The majority of homes contain many products, mostly cleaners and petrol
products, that can do harm if swallowed. Victims of these poisons are often
children, but adults also occasionally succumb.
Something is classified as a poison if , taken into the body in
sufficient quantity, it causes permanent or temporary damage. A list of such
substances will include many household products -- bleach, caustic soda,
fire lighters, methylated spirits, nail varnish, paint stripper, paraffin
and shoe polish, for instance, can all cause distress and even death if
swallowed in sufficient amounts. In the great majority of cases, the
poisoning is accidental, and the victim is more often than not a child.
Symptoms vary according to the poison, but include vomiting and diarrhoea,
breathing difficulties, fits and delirium.
PREVENTION NOT CURE
The surest way to prevent any accidental poisoning is to keep all
potentially dangerous household products in their original packaging and
either locked away or on a high shelf well out of the range of children --
and definitely not under the sink. This rule applies not only in the kitchen
and bathroom, but also in the garage, garden shed or any place you keep weed
killers and other garden chemicals, paint thinners, a and so on.

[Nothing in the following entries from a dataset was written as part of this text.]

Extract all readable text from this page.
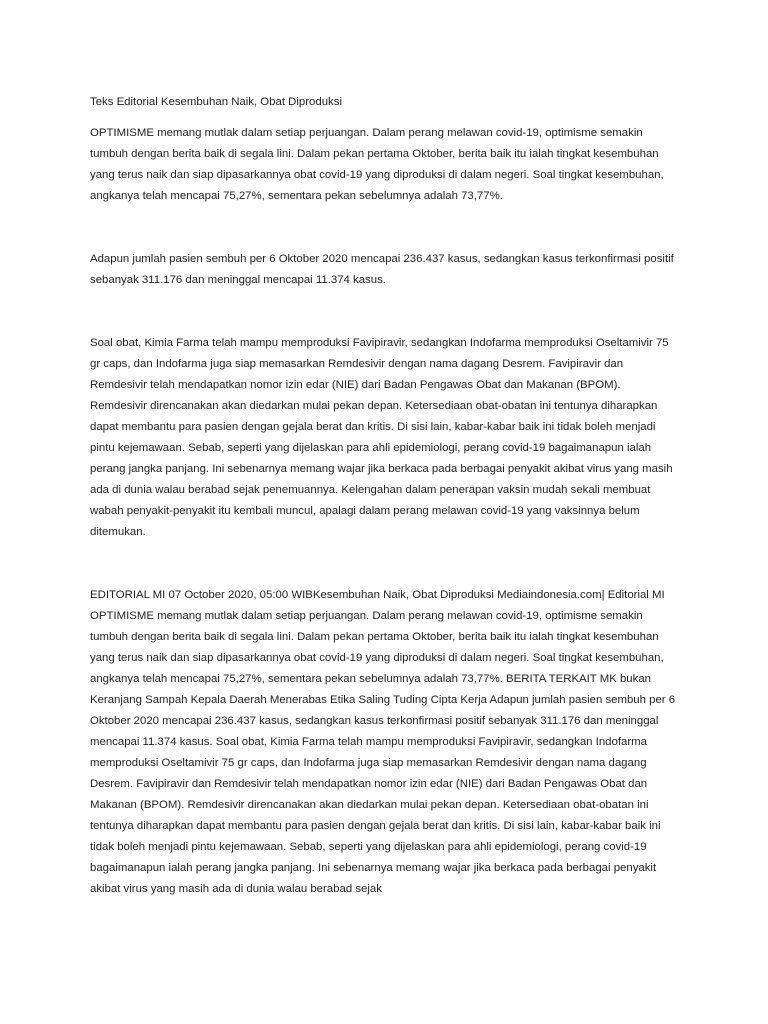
Teks Editorial Kesembuhan Naik, Obat Diproduksi

OPTIMISME memang mutlak dalam setiap perjuangan. Dalam perang melawan covid-19, optimisme semakin tumbuh dengan berita baik di segala lini. Dalam pekan pertama Oktober, berita baik itu ialah tingkat kesembuhan yang terus naik dan siap dipasarkannya obat covid-19 yang diproduksi di dalam negeri. Soal tingkat kesembuhan, angkanya telah mencapai 75,27%, sementara pekan sebelumnya adalah 73,77%.

Adapun jumlah pasien sembuh per 6 Oktober 2020 mencapai 236.437 kasus, sedangkan kasus terkonfirmasi positif sebanyak 311.176 dan meninggal mencapai 11.374 kasus.

Soal obat, Kimia Farma telah mampu memproduksi Favipiravir, sedangkan Indofarma memproduksi Oseltamivir 75 gr caps, dan Indofarma juga siap memasarkan Remdesivir dengan nama dagang Desrem. Favipiravir dan Remdesivir telah mendapatkan nomor izin edar (NIE) dari Badan Pengawas Obat dan Makanan (BPOM). Remdesivir direncanakan akan diedarkan mulai pekan depan. Ketersediaan obat-obatan ini tentunya diharapkan dapat membantu para pasien dengan gejala berat dan kritis. Di sisi lain, kabar-kabar baik ini tidak boleh menjadi pintu kejemawaan. Sebab, seperti yang dijelaskan para ahli epidemiologi, perang covid-19 bagaimanapun ialah perang jangka panjang. Ini sebenarnya memang wajar jika berkaca pada berbagai penyakit akibat virus yang masih ada di dunia walau berabad sejak penemuannya. Kelengahan dalam penerapan vaksin mudah sekali membuat wabah penyakit-penyakit itu kembali muncul, apalagi dalam perang melawan covid-19 yang vaksinnya belum ditemukan.

EDITORIAL MI 07 October 2020, 05:00 WIBKesembuhan Naik, Obat Diproduksi Mediaindonesia.com| Editorial MI OPTIMISME memang mutlak dalam setiap perjuangan. Dalam perang melawan covid-19, optimisme semakin tumbuh dengan berita baik di segala lini. Dalam pekan pertama Oktober, berita baik itu ialah tingkat kesembuhan yang terus naik dan siap dipasarkannya obat covid-19 yang diproduksi di dalam negeri. Soal tingkat kesembuhan, angkanya telah mencapai 75,27%, sementara pekan sebelumnya adalah 73,77%. BERITA TERKAIT MK bukan Keranjang Sampah Kepala Daerah Menerabas Etika Saling Tuding Cipta Kerja Adapun jumlah pasien sembuh per 6 Oktober 2020 mencapai 236.437 kasus, sedangkan kasus terkonfirmasi positif sebanyak 311.176 dan meninggal mencapai 11.374 kasus. Soal obat, Kimia Farma telah mampu memproduksi Favipiravir, sedangkan Indofarma memproduksi Oseltamivir 75 gr caps, dan Indofarma juga siap memasarkan Remdesivir dengan nama dagang Desrem. Favipiravir dan Remdesivir telah mendapatkan nomor izin edar (NIE) dari Badan Pengawas Obat dan Makanan (BPOM). Remdesivir direncanakan akan diedarkan mulai pekan depan. Ketersediaan obat-obatan ini tentunya diharapkan dapat membantu para pasien dengan gejala berat dan kritis. Di sisi lain, kabar-kabar baik ini tidak boleh menjadi pintu kejemawaan. Sebab, seperti yang dijelaskan para ahli epidemiologi, perang covid-19 bagaimanapun ialah perang jangka panjang. Ini sebenarnya memang wajar jika berkaca pada berbagai penyakit akibat virus yang masih ada di dunia walau berabad sejak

If, despite your precautions, someone is poisoned, the first thing you
should do, as in most emergencies, is to check that his airway is not
blocked, that he is breathing and has a pulse. If he ahs no pulse or is not
breathing, start resuscitation techniques, but be careful not to add to the
casualty list by contaminating yourself with the poison. Wipe away any
traces of it around his mouth and wash your hands carefully afterwards.

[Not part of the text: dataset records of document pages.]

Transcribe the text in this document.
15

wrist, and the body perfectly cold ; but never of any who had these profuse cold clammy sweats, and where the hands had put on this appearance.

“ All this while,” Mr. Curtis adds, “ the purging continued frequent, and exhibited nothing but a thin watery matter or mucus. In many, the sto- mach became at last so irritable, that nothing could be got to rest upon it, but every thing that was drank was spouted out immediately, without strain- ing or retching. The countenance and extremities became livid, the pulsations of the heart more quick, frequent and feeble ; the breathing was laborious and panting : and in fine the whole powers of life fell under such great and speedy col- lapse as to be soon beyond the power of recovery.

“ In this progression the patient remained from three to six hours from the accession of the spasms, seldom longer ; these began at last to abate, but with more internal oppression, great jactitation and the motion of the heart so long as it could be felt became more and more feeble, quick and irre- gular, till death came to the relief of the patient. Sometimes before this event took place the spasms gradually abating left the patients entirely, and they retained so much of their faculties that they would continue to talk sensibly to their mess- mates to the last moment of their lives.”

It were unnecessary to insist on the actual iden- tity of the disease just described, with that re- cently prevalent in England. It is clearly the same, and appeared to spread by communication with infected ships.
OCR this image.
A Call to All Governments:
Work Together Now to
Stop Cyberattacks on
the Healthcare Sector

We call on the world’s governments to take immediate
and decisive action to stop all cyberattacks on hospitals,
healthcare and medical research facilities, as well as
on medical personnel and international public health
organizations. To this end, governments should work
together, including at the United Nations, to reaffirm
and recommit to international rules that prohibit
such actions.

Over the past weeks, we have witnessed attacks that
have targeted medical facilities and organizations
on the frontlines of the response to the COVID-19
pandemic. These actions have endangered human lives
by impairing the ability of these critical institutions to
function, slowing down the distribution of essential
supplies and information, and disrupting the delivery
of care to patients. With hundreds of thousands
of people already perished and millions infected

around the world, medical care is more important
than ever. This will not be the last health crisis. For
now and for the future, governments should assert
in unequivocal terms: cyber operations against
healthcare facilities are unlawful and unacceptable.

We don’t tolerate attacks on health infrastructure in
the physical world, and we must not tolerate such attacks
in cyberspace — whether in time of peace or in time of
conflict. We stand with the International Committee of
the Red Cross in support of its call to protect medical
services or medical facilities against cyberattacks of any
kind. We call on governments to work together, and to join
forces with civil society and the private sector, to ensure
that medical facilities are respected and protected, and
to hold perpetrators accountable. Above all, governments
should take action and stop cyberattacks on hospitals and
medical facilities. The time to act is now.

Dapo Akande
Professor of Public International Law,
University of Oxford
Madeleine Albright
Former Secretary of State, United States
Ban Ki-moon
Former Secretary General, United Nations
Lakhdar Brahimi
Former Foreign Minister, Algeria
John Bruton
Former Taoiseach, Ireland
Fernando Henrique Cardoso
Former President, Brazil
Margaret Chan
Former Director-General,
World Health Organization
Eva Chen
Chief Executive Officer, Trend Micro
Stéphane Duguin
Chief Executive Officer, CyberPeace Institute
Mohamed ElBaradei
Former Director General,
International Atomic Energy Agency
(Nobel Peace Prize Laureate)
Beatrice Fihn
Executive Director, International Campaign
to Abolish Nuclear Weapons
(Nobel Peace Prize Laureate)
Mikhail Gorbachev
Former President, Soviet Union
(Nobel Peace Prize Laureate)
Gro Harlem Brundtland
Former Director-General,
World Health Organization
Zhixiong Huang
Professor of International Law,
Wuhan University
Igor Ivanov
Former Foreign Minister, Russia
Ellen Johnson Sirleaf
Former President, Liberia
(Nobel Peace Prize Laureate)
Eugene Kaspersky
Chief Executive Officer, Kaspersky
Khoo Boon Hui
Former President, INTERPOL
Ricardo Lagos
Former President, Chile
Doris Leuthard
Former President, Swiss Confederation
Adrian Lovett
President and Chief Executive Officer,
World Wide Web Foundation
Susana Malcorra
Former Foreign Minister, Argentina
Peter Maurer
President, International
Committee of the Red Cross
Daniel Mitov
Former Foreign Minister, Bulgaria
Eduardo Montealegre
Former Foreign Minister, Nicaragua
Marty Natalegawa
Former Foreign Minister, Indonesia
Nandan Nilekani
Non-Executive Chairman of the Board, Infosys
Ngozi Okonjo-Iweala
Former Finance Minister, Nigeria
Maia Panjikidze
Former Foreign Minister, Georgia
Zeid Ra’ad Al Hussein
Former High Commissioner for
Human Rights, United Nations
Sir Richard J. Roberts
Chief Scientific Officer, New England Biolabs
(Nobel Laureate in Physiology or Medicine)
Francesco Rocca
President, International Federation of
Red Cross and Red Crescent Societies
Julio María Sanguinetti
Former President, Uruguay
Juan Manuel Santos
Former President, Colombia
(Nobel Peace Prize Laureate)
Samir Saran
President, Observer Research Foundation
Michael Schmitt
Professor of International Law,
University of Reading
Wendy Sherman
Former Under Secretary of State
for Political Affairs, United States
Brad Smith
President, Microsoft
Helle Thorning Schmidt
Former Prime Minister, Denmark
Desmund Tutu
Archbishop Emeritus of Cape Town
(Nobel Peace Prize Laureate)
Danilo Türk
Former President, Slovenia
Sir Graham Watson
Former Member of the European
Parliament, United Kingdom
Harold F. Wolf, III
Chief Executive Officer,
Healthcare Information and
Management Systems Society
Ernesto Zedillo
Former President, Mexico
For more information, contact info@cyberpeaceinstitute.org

The next thing to do is get medical aid -- a doctor or the emergency
services -- and to identify the poison. If the casualty is conscious, ask
him what he has taken. If he is not, look for a bottle or other container
nearby. The emergency services will want to see this. A sample of the
casualty's vomit may also help analyse what he ahs taken, but be careful not
to contaminate yourself collecting it.
Many household poisons, including bleach, ammonia, soda and floor,
furniture and shoe polishes, are corrosive -- that is, they burn flesh and
other substances with which they come into contact.

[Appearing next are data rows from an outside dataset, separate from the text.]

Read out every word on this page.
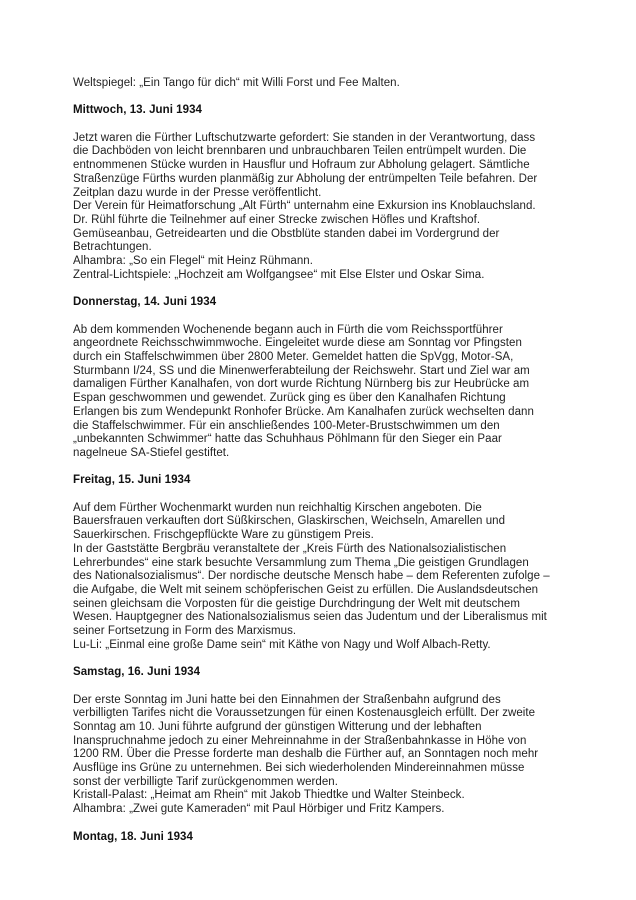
Weltspiegel: „Ein Tango für dich“ mit Willi Forst und Fee Malten.
Mittwoch, 13. Juni 1934
Jetzt waren die Fürther Luftschutzwarte gefordert: Sie standen in der Verantwortung, dass
die Dachböden von leicht brennbaren und unbrauchbaren Teilen entrümpelt wurden. Die
entnommenen Stücke wurden in Hausflur und Hofraum zur Abholung gelagert. Sämtliche
Straßenzüge Fürths wurden planmäßig zur Abholung der entrümpelten Teile befahren. Der
Zeitplan dazu wurde in der Presse veröffentlicht.
Der Verein für Heimatforschung „Alt Fürth“ unternahm eine Exkursion ins Knoblauchsland.
Dr. Rühl führte die Teilnehmer auf einer Strecke zwischen Höfles und Kraftshof.
Gemüseanbau, Getreidearten und die Obstblüte standen dabei im Vordergrund der
Betrachtungen.
Alhambra: „So ein Flegel“ mit Heinz Rühmann.
Zentral-Lichtspiele: „Hochzeit am Wolfgangsee“ mit Else Elster und Oskar Sima.
Donnerstag, 14. Juni 1934
Ab dem kommenden Wochenende begann auch in Fürth die vom Reichssportführer
angeordnete Reichsschwimmwoche. Eingeleitet wurde diese am Sonntag vor Pfingsten
durch ein Staffelschwimmen über 2800 Meter. Gemeldet hatten die SpVgg, Motor-SA,
Sturmbann I/24, SS und die Minenwerferabteilung der Reichswehr. Start und Ziel war am
damaligen Fürther Kanalhafen, von dort wurde Richtung Nürnberg bis zur Heubrücke am
Espan geschwommen und gewendet. Zurück ging es über den Kanalhafen Richtung
Erlangen bis zum Wendepunkt Ronhofer Brücke. Am Kanalhafen zurück wechselten dann
die Staffelschwimmer. Für ein anschließendes 100-Meter-Brustschwimmen um den
„unbekannten Schwimmer“ hatte das Schuhhaus Pöhlmann für den Sieger ein Paar
nagelneue SA-Stiefel gestiftet.
Freitag, 15. Juni 1934
Auf dem Fürther Wochenmarkt wurden nun reichhaltig Kirschen angeboten. Die
Bauersfrauen verkauften dort Süßkirschen, Glaskirschen, Weichseln, Amarellen und
Sauerkirschen. Frischgepflückte Ware zu günstigem Preis.
In der Gaststätte Bergbräu veranstaltete der „Kreis Fürth des Nationalsozialistischen
Lehrerbundes“ eine stark besuchte Versammlung zum Thema „Die geistigen Grundlagen
des Nationalsozialismus“. Der nordische deutsche Mensch habe – dem Referenten zufolge –
die Aufgabe, die Welt mit seinem schöpferischen Geist zu erfüllen. Die Auslandsdeutschen
seinen gleichsam die Vorposten für die geistige Durchdringung der Welt mit deutschem
Wesen. Hauptgegner des Nationalsozialismus seien das Judentum und der Liberalismus mit
seiner Fortsetzung in Form des Marxismus.
Lu-Li: „Einmal eine große Dame sein“ mit Käthe von Nagy und Wolf Albach-Retty.
Samstag, 16. Juni 1934
Der erste Sonntag im Juni hatte bei den Einnahmen der Straßenbahn aufgrund des
verbilligten Tarifes nicht die Voraussetzungen für einen Kostenausgleich erfüllt. Der zweite
Sonntag am 10. Juni führte aufgrund der günstigen Witterung und der lebhaften
Inanspruchnahme jedoch zu einer Mehreinnahme in der Straßenbahnkasse in Höhe von
1200 RM. Über die Presse forderte man deshalb die Fürther auf, an Sonntagen noch mehr
Ausflüge ins Grüne zu unternehmen. Bei sich wiederholenden Mindereinnahmen müsse
sonst der verbilligte Tarif zurückgenommen werden.
Kristall-Palast: „Heimat am Rhein“ mit Jakob Thiedtke und Walter Steinbeck.
Alhambra: „Zwei gute Kameraden“ mit Paul Hörbiger und Fritz Kampers.
Montag, 18. Juni 1934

Sure signs of a corrosive poison are burns around the mouth, a white
discoloration on the lips, mouth and clothes, and severe pain in the mouth,
gullet and stomach.
If these are present, gently clean the affected areas with a damp sponge
and remove any clothing onto which the poison or vomit has splashed. Be
particularly careful when resuscitating. The pain can be eased with slow
sips from a large glass of cold water or milk.